C'era una gran disoccupazione.
Si mangiava quel che c'era.
Una crosta, un resto, la buccia d'un limone.

Ma eravamo sazi,
di parole, d'anima, di cuore
e non ci dispiaceva d'esserci
saziati così,
insieme.

Eravamo disoccupati.
Non lo rimpiangeremo.

© G.M. Schmitt
da "Il fiore che non ti ho comprato", Edizioni Ulivo

sabato 4 febbraio 2012

Interludio # 7 (Ancora in ricordo di Wislawa Szymborska)

Allegro ma non troppo
di Wislawa Szymborska
(† 1 febbraio 2012)

Sei bella – dico alla vita –
è impensabile più rigoglio,
più rane e più usignoli,
più formiche e più germogli.

Cerco di accattivarmela,
di blandirla, vezzeggiarla.
La saluto sempre per prima
con umile espressione.

Le taglio la strada da sinistra,
le taglio la strada da destra,
e mi innalzo nell'incanto,
e cado per lo stupore.

Quanto è di campo questo grillo,
e di bosco questo frutto –
mai l'avrei creduto
se non avessi vissuto!

Non trovo nulla – le dico –
a cui paragonarti.
Nessuno ha fatto un'altra pigna
né migliore, né peggiore.

Lodo la tua larghezza,
inventiva ed esattezza,
e cos'altro – e cosa più –
magia, stregoneria.

Mai vorrei recarti offesa,
né adirarti per dileggio.
Da centomila anni almeno
sorridendo ti corteggio.

Tiro la vita per una foglia:
si è fermata? Se n'è accorta?
Si è scordata dove corre,
almeno per una volta?

Wislawa Szymborska, da "Vista con granello di sabbia"
Traduzione di Pietro Marchesani
© 1998 Adelphi edizioni SPA, Milano


venerdì 3 febbraio 2012

Qualunque cosa

Qualunque cosa ti punga,
un pugnale, una forchetta, una parola,
la tua ferita verrà accudita.

Qualunque cosa ti faccia piangere,
un moscerino, una brezza, una parola,
i tuoi occhi avranno balsamo.

Ogni ora, ogni momento,
ad ogni crepa del nostro destino,
una parola, un cenno, uno sguardo.

© G.M. Schmitt
da "Il fiore che non ti ho comprato", Edizioni Ulivo

giovedì 2 febbraio 2012

Interludio #6 (In ricordo di Wislawa Szymborska)

Ad alcuni piace la poesia
di Wislawa Szymborska
(† 1 febbraio 2012)

Ad alcuni –
cioè non a tutti.
E neppure alla maggioranza, ma alla minoranza.
Senza contare le scuole, dove è un obbligo, e i poeti stessi,
ce ne saranno forse due su mille.
Piace –
ma piace anche la pasta in brodo,
piacciono i complimenti e il colore azzurro,
piace una vecchia sciarpa,
piace averla vinta,
piace accarezzare un cane.
La poesia –
ma cos'è mai la poesia?
Più d'una risposta incerta
è stata già data in proposito.
Ma io non lo so, non lo so e mi aggrappo a questo
come alla salvezza di un corrimano.

Wislawa Szymborska, da "La fine e l'inizio"
Traduzione di Pietro Marchesani
© 1997 Libri Scheiwiller


N.B. Un'altra traduzione della poesia recitata nel video rende così l'ultimo verso:
"senza aggiungere l'ultima frase".

mercoledì 1 febbraio 2012

E come un'alba, mostrasti la via (Journey Through the Past #4)
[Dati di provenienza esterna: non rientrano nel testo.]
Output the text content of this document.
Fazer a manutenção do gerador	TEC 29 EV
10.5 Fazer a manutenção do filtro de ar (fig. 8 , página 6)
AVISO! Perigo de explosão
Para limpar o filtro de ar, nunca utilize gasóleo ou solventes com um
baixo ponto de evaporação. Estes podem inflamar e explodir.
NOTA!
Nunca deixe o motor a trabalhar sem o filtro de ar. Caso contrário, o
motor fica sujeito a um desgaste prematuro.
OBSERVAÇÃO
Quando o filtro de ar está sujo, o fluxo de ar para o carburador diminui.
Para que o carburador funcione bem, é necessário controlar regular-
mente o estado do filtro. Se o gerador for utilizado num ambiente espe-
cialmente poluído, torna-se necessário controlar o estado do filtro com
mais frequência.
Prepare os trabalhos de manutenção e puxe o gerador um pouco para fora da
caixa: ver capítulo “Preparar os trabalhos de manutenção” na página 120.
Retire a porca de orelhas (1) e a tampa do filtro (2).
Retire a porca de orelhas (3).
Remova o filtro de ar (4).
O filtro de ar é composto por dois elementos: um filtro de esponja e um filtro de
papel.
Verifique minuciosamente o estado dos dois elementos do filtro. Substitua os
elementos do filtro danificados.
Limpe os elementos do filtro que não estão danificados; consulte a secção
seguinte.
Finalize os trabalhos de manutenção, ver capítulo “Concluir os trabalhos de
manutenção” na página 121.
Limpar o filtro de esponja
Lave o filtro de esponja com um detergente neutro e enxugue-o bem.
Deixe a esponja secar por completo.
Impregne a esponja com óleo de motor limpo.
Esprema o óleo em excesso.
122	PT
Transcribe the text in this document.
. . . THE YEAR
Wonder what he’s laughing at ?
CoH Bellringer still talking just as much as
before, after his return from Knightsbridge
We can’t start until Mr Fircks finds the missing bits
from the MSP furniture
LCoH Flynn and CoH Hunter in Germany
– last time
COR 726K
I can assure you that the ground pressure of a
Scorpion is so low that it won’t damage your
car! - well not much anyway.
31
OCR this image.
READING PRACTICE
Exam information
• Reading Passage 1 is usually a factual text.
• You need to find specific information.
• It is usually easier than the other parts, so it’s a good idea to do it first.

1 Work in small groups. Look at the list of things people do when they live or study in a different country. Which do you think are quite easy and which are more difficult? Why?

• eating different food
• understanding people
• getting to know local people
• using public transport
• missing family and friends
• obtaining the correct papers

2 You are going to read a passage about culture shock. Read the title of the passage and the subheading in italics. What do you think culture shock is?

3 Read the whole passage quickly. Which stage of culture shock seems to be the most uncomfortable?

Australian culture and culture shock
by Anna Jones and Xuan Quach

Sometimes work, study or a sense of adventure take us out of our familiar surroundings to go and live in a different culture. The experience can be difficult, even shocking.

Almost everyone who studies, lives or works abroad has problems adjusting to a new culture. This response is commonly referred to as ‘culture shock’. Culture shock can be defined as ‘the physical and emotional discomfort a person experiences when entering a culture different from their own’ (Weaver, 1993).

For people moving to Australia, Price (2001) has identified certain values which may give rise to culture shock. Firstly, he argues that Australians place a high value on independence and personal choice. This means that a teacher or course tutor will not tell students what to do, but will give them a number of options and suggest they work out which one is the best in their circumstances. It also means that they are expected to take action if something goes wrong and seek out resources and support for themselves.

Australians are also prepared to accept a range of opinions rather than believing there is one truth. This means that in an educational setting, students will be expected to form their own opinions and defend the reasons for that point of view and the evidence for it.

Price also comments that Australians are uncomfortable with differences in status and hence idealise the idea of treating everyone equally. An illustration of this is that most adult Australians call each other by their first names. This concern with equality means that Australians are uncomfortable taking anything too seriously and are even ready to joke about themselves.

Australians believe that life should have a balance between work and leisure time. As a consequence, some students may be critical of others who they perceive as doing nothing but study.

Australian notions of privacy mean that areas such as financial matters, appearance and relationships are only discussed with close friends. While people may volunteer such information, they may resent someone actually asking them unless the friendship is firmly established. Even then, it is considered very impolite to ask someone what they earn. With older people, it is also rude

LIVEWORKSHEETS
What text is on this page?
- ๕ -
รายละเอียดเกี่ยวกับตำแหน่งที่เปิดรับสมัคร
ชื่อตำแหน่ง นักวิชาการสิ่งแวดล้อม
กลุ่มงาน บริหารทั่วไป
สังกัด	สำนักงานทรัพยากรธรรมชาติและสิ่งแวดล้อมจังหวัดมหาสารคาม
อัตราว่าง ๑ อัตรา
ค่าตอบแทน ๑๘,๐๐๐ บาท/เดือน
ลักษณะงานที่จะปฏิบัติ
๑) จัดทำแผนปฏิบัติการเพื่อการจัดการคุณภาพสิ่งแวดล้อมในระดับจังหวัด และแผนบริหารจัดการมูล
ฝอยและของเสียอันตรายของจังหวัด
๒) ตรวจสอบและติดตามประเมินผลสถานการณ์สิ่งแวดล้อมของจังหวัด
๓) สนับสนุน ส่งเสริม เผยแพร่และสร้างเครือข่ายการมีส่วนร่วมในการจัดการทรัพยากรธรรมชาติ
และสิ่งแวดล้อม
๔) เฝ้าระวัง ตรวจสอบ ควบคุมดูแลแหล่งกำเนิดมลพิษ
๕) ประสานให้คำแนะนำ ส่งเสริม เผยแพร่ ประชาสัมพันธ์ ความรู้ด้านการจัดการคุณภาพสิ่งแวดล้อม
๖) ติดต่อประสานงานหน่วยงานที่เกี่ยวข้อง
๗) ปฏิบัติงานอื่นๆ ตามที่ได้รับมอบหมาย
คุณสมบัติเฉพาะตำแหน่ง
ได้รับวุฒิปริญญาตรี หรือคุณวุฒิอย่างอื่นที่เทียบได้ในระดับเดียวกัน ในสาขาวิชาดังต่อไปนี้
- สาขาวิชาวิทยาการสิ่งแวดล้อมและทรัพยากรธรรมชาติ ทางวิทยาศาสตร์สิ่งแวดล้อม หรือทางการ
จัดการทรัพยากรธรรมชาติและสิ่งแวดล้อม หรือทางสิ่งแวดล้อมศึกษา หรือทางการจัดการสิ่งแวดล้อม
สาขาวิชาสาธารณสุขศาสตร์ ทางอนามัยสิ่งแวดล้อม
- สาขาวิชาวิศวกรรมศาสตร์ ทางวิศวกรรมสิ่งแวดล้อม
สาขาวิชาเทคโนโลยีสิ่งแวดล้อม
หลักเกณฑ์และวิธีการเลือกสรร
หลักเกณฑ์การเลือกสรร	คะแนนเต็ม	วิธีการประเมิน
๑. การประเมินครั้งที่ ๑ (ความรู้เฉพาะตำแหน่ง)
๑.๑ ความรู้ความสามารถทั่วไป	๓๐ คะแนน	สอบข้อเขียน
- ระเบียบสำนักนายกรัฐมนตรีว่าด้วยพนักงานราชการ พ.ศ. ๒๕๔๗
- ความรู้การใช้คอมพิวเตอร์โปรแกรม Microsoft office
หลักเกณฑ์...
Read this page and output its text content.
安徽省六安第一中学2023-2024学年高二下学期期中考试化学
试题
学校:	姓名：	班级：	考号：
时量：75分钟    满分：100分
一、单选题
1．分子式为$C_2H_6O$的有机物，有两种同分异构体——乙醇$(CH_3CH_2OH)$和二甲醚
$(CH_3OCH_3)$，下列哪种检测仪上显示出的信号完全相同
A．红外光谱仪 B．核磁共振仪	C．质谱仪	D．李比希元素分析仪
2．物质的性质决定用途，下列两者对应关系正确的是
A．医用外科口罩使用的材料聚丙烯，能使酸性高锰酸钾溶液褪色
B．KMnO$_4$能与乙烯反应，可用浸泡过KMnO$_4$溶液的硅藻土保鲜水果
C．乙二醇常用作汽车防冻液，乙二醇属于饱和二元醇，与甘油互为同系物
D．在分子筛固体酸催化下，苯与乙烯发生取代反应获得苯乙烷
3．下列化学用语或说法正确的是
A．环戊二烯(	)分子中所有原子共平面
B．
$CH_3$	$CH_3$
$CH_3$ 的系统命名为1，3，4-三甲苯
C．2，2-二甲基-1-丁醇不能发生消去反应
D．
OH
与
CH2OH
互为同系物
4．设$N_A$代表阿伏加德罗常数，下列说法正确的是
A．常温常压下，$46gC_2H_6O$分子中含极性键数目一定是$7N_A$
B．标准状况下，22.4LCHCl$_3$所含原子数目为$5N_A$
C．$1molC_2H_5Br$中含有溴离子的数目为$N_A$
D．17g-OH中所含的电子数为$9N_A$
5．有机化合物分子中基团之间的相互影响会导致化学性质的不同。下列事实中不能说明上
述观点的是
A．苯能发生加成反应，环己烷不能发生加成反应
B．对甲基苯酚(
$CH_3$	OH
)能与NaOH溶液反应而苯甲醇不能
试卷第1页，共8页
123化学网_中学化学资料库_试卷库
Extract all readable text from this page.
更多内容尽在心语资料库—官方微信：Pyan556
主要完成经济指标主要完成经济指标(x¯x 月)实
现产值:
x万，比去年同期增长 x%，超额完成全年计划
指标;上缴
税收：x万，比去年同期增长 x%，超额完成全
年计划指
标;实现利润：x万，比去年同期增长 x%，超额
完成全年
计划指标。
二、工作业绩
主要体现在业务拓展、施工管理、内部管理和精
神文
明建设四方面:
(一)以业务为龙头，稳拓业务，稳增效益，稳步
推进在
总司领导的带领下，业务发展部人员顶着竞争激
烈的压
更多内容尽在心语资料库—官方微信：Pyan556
E come un'alba, mostrasti la via;
non il sentiero che i vecchi padri sognarono,
non il giovane singulto di cuori acerbi.

Ma è un cammino lungo e impervio
su una strada che nessuno conosce;
e quando una stella macchia l'azzurro,
non è più una cometa nel suo viaggio.

Ricordi noi due sul ponte di San Cristoforo?
Mano nella mano andavamo avanti insieme
quando all'improvviso ti vennero incontro gli angeli;
sorridendo ti invitarono nella loro gioia,
ma ti tirasti indietro e dicesti: "Devo ancora star con lui".

Mentre scendevo nella valle di Shannon
mi gridasti: "Torna indietro, non guardare in basso!"
Ma io già non riuscivo più a sentirti
e incollai i miei occhi allo spettacolo di morte;
e quando tu finalmente mi abbracciasti
avevo ormai troppi sogni nel mio archivio.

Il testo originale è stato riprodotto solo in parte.